Deux fils (2019) : comment finissent par se réconcilier Joseph et ses fils ?

AM.wiss

Sorti en 2019, Deux fils marque les débuts de Félix Moati derrière la caméra. Un film discret, presque pudique, qui parle de deuil, de filiation et de paumitude ordinaire. Et sa fin, sans effet spectaculaire, reste longtemps en tête. Parce qu’elle touche juste.

Deux fils, un premier film à hauteur d’hommes

Avec Deux fils, Félix Moati signe une comédie dramatique très française dans le ton, très humaine dans l’intention. L’histoire se concentre sur Joseph, père récemment veuf, et ses deux fils, Joachim et Ivan. Trois générations, trois solitudes, trois manières très différentes de traverser une même tempête émotionnelle.
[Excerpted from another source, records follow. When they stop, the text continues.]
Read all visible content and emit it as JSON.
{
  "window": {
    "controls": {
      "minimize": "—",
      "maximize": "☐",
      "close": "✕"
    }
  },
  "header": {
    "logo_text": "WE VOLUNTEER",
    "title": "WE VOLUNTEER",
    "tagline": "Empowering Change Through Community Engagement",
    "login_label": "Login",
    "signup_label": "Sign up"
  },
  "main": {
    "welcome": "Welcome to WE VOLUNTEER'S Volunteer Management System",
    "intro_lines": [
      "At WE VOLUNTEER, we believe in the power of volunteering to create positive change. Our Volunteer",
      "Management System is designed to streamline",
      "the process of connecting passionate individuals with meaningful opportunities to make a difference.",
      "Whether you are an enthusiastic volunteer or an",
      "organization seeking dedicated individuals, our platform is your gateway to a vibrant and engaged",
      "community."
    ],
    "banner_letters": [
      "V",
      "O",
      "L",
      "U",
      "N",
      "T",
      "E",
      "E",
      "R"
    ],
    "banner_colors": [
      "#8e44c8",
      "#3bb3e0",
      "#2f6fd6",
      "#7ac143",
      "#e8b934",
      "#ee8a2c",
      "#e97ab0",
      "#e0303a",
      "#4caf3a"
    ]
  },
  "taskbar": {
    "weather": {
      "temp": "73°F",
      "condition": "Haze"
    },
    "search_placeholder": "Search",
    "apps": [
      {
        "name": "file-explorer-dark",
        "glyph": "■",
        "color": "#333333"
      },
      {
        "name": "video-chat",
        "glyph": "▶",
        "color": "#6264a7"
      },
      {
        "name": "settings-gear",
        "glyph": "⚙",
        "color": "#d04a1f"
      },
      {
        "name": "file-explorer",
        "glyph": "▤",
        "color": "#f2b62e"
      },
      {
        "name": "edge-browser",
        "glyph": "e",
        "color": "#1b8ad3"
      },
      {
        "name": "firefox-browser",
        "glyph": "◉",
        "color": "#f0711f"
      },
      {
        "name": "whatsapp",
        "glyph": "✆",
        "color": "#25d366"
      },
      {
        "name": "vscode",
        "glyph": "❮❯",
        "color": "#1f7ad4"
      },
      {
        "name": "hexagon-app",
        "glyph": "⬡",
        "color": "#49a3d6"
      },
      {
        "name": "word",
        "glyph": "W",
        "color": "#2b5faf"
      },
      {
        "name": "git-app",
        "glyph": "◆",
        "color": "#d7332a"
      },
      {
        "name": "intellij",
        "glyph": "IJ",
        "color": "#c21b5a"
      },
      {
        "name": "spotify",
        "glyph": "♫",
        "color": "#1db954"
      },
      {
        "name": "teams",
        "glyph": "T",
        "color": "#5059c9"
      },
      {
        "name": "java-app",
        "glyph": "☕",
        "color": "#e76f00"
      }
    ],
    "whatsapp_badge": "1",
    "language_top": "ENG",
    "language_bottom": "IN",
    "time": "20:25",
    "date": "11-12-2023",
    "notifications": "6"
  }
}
Joseph, incarné par Benoît Poelvoorde, plaque son métier de médecin pour devenir écrivain. Joachim, joué par Vincent Lacoste, traîne une rupture amoureuse qui l’a laissé en miettes. Ivan, le plus jeune, observe le chaos familial tout en développant une crise mystique aussi sincère que déconcertante. Rien de spectaculaire, mais tout sonne vrai.

Le film avance sans grands twists, comme la vie. Et c’est exactement là que Deux fils fait mouche.

Une fin sans miracle, mais pas sans espoir

La fin de Deux fils ne propose ni révélation choc ni résolution parfaite. Pas de grande scène larmoyante, pas de discours final bien rangé. À la place, Félix Moati choisit quelque chose de beaucoup plus subtil, un apaisement.

Dans les dernières scènes, les trois personnages ne sont pas “guéris”. Joseph n’est pas devenu un écrivain à succès. Joachim n’a pas réglé tous ses problèmes affectifs. Ivan reste un gamin en quête de sens. Mais ils sont enfin capables de se regarder autrement, avec moins de maladresse, moins de distance.

Ce qui change, ce n’est pas leur situation, c’est leur lien.

Ce que la fin de Deux fils raconte vraiment

La conclusion du film suggère une chose très simple, presque banale, mais profondément touchante : on ne va pas toujours mieux, mais on peut aller mieux ensemble.

Le deuil, la dépression, la confusion identitaire ne disparaissent pas d’un coup. Le film refuse la facilité du “tout s’arrange”. À la place, il montre une famille qui accepte enfin ses failles, sans chercher à les corriger à tout prix.

C’est une fin ouverte, mais pas frustrante. Elle dit que l’équilibre est fragile, provisoire, mais possible. Et dans un cinéma souvent obsédé par les conclusions définitives, ce choix fait du bien.

Pourquoi cette fin marque autant ?

Si la fin de Deux fils touche autant, c’est parce qu’elle ressemble à la vraie vie. Elle évite le pathos, garde une certaine pudeur émotionnelle, et fait confiance au spectateur.

Le regard d’Ivan, plus lucide qu’il n’y paraît. Le silence de Joseph, lourd mais apaisé. La retenue de Joachim, enfin moins dans la fuite. Tout se joue dans les non-dits, les gestes simples, les moments presque anodins.

C’est une fin qui ne cherche pas à impressionner. Elle cherche à rester.

Un film discret, mais durable ?

Deux fils est de ces films qu’on découvre parfois par hasard et qui laissent une trace inattendue. Sa fin, sans éclat mais pleine de sens, résume parfaitement son ADN. Un cinéma de l’intime, sincère, jamais démonstratif.

Pas un chef-d’œuvre bruyant, mais une œuvre juste. Et parfois, c’est exactement ce qu’on attend.